Coalizione sociale, uscire dai bizantinismi

La discus­sione su «coa­li­zione sociale» e «coa­li­zione poli­tica», come quasi sem­pre suc­cede nel tra­va­gliato mondo della «sini­stra», rischia di avvi­lup­parsi in un intrico di bizan­ti­ni­smi ver­bali. A costo di usare l’ascia invece del bisturi cer­chiamo di sfol­tire il gro­vi­glio e far emer­gere gli ele­menti dav­vero impor­tanti di dis­senso e di consenso.

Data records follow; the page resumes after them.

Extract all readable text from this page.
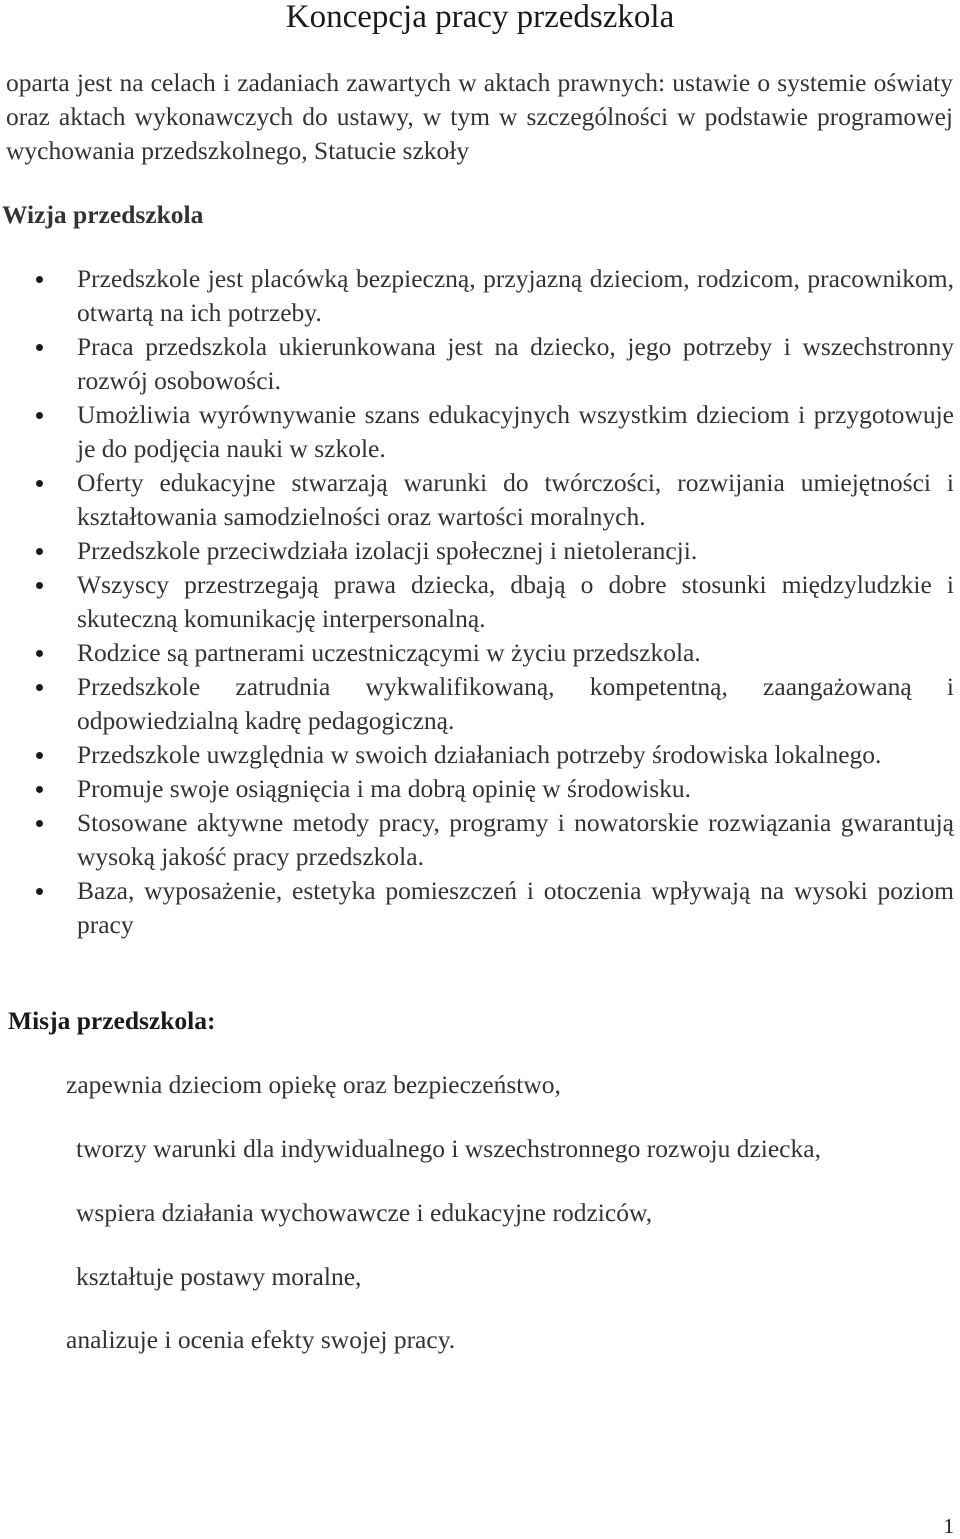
Koncepcja pracy przedszkola

oparta jest na celach i zadaniach zawartych w aktach prawnych: ustawie o systemie oświaty oraz aktach wykonawczych do ustawy, w tym w szczególności w podstawie programowej wychowania przedszkolnego, Statucie szkoły

Wizja przedszkola
Przedszkole jest placówką bezpieczną, przyjazną dzieciom, rodzicom, pracownikom, otwartą na ich potrzeby.
Praca przedszkola ukierunkowana jest na dziecko, jego potrzeby i wszechstronny rozwój osobowości.
Umożliwia wyrównywanie szans edukacyjnych wszystkim dzieciom i przygotowuje je do podjęcia nauki w szkole.
Oferty edukacyjne stwarzają warunki do twórczości, rozwijania umiejętności i kształtowania samodzielności oraz wartości moralnych.
Przedszkole przeciwdziała izolacji społecznej i nietolerancji.
Wszyscy przestrzegają prawa dziecka, dbają o dobre stosunki międzyludzkie i skuteczną komunikację interpersonalną.
Rodzice są partnerami uczestniczącymi w życiu przedszkola.
Przedszkole zatrudnia wykwalifikowaną, kompetentną, zaangażowaną i odpowiedzialną kadrę pedagogiczną.
Przedszkole uwzględnia w swoich działaniach potrzeby środowiska lokalnego.
Promuje swoje osiągnięcia i ma dobrą opinię w środowisku.
Stosowane aktywne metody pracy, programy i nowatorskie rozwiązania gwarantują wysoką jakość pracy przedszkola.
Baza, wyposażenie, estetyka pomieszczeń i otoczenia wpływają na wysoki poziom pracy
Misja przedszkola:

zapewnia dzieciom opiekę oraz bezpieczeństwo,

tworzy warunki dla indywidualnego i wszechstronnego rozwoju dziecka,

wspiera działania wychowawcze i edukacyjne rodziców,

kształtuje postawy moralne,

analizuje i ocenia efekty swojej pracy.

1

Mi sem­bra che, nono­stante il per­corso con­ti­nui a rima­nere acci­den­tato, le ragioni del con­senso stiano diven­tando pre­va­lenti rispetto a quelle del dis­senso, e che le forze (o meglio debo­lezze) che si muo­vono, abbiano matu­rato una con­sa­pe­vo­lezza lar­ga­mente comune. La con­vin­zione che, senza un deciso salto di qua­lità in tale dire­zione, qual­siasi spa­zio in cui far cre­scere un minimo di effi­ca­cia oppo­si­tiva alla ver­sione ita­liana della «nuova ragione del mondo» è desti­nato a chiu­dersi rapi­da­mente e per tempi pre­ve­di­bil­mente assai lun­ghi. La con­vin­zione che la crisi della rap­pre­sen­tanza dei subal­terni sia, come dice giu­sta­mente Revelli, «sociale e poli­tica insieme».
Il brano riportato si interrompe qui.